Às vezes, ocorre exatamente o mesmo com o espelho de Deus. Desejamos genuinamente ser o que Ele quer para nós, mas, depois de nos enxergar no espelho de Sua lei, muitas vezes ficamos desanimados por não estarmos à altura de Seu padrão. Tentamos nos limpar sem Jesus, mas não conseguimos. Tentamos mascarar nossas deficiências, mas as dificuldades da vida sempre as revelam. Olhando no espelho, compreendemos o que verdadeiramente somos: pecadores em desesperada necessidade de um Salvador.
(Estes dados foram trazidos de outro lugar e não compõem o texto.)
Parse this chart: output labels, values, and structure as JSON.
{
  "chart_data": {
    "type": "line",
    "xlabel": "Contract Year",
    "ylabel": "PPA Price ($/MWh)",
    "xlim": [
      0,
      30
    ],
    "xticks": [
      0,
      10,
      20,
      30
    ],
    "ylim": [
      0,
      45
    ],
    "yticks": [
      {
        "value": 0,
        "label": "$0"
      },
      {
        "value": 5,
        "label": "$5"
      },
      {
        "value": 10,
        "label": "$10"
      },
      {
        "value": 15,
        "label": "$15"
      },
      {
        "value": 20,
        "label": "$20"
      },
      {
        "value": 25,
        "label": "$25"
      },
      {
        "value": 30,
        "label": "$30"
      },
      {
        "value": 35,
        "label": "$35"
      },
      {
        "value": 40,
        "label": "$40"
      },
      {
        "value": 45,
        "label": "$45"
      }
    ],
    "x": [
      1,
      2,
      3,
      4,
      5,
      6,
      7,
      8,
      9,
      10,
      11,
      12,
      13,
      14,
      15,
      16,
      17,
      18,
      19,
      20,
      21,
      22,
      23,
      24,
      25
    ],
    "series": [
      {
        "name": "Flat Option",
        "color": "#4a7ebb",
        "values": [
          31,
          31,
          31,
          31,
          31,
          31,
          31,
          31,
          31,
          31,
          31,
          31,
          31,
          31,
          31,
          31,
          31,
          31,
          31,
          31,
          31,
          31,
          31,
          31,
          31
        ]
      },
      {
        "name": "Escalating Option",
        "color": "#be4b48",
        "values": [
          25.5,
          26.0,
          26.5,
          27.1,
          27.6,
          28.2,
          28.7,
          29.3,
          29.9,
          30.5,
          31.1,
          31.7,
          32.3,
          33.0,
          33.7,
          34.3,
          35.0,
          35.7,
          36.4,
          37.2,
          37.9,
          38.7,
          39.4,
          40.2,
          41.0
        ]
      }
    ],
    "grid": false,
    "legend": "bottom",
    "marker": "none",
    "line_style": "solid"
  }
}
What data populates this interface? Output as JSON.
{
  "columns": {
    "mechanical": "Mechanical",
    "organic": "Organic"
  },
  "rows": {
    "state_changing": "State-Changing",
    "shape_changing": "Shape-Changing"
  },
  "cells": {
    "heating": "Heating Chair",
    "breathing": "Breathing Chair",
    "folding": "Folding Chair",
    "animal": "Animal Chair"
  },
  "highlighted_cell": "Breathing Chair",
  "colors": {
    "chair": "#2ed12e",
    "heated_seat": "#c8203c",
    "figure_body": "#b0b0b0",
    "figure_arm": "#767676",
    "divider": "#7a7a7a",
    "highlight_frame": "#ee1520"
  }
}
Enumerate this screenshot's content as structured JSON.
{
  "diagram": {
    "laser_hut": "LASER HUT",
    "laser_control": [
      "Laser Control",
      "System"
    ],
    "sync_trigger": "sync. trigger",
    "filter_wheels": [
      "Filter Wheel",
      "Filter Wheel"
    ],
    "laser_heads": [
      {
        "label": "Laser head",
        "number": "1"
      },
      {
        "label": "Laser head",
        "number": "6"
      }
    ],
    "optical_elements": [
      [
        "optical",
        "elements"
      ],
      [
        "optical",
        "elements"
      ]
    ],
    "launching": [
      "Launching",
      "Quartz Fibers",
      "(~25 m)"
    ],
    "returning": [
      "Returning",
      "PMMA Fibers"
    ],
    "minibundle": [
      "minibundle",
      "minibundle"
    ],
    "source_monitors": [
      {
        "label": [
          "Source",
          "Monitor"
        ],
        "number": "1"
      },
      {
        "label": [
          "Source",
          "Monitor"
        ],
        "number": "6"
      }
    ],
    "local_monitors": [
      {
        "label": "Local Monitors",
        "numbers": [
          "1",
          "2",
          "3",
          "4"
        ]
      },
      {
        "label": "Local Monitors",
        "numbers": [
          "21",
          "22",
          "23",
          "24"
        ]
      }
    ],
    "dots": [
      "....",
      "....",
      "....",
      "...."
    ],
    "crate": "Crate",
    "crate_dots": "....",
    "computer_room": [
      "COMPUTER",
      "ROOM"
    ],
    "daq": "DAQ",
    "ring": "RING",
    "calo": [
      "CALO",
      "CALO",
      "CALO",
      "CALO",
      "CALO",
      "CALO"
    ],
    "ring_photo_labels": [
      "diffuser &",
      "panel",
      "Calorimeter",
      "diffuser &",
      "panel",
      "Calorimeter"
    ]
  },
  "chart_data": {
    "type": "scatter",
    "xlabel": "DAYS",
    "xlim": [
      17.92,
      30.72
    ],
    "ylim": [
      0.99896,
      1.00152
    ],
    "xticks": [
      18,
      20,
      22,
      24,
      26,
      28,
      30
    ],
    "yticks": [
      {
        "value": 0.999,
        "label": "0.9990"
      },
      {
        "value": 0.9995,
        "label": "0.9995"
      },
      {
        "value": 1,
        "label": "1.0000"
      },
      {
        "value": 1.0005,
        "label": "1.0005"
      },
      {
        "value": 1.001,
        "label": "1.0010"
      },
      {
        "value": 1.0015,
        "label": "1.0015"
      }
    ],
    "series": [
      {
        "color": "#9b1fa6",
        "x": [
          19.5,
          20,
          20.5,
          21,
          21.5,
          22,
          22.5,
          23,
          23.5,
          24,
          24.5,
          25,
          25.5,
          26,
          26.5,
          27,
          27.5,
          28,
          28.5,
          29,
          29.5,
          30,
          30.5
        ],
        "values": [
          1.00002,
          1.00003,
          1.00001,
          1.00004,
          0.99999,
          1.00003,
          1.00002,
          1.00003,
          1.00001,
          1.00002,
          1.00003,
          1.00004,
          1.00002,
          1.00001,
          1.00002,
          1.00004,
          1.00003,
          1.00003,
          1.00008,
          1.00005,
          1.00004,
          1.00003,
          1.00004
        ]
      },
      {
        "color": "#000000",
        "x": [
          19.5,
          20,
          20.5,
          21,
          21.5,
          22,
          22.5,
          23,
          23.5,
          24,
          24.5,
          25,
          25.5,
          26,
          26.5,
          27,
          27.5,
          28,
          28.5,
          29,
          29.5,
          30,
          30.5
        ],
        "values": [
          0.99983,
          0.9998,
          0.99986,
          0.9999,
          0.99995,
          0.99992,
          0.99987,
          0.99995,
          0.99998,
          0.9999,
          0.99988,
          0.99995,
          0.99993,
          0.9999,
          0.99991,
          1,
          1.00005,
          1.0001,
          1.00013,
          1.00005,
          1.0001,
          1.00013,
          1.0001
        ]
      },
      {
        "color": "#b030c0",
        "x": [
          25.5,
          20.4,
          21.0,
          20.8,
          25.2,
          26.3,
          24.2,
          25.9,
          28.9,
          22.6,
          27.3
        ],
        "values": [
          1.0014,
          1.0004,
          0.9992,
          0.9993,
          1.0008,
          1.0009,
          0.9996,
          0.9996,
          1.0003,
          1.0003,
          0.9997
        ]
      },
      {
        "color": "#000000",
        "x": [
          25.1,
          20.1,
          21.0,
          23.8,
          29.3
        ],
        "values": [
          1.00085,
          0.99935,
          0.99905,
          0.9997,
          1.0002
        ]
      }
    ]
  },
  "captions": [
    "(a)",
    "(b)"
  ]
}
Então, surge a beleza do evangelho. Cristo está disposto a fazer por nós o que não podemos fazer por nós mesmos. Ele tem o poder de nos justificar, de nos fazer novas criaturas.


Por outro lado, o espelho da lei de Deus não nos mostra apenas o que realmente somos, mas o que podemos ser pela graça de Cristo. A lei de Deus é um reflexo de Seu caráter misericordioso, perdoador, gracioso, paciente e rico em bondade e verdade. Por isso, ela é um modelo para nossa vida (Êx 34:6, 7). Como cristãos, precisamos nos olhar no espelho de Deus, não no nosso.

 

Mãos à obra

 

1. Leia os capítulos 3 e 4 de Romanos. Anote todas as coisas que podemos fazer para estar na condição ideal para com Deus. Quantas você encontrou? Quais são elas? Que características Deus descreveu como pertencendo a todos nós?


2. Descreva sua experiência pessoal de encontro com Cristo e início de relacionamento com Ele e como esse relacionamento influencia você e é expresso em sua vida.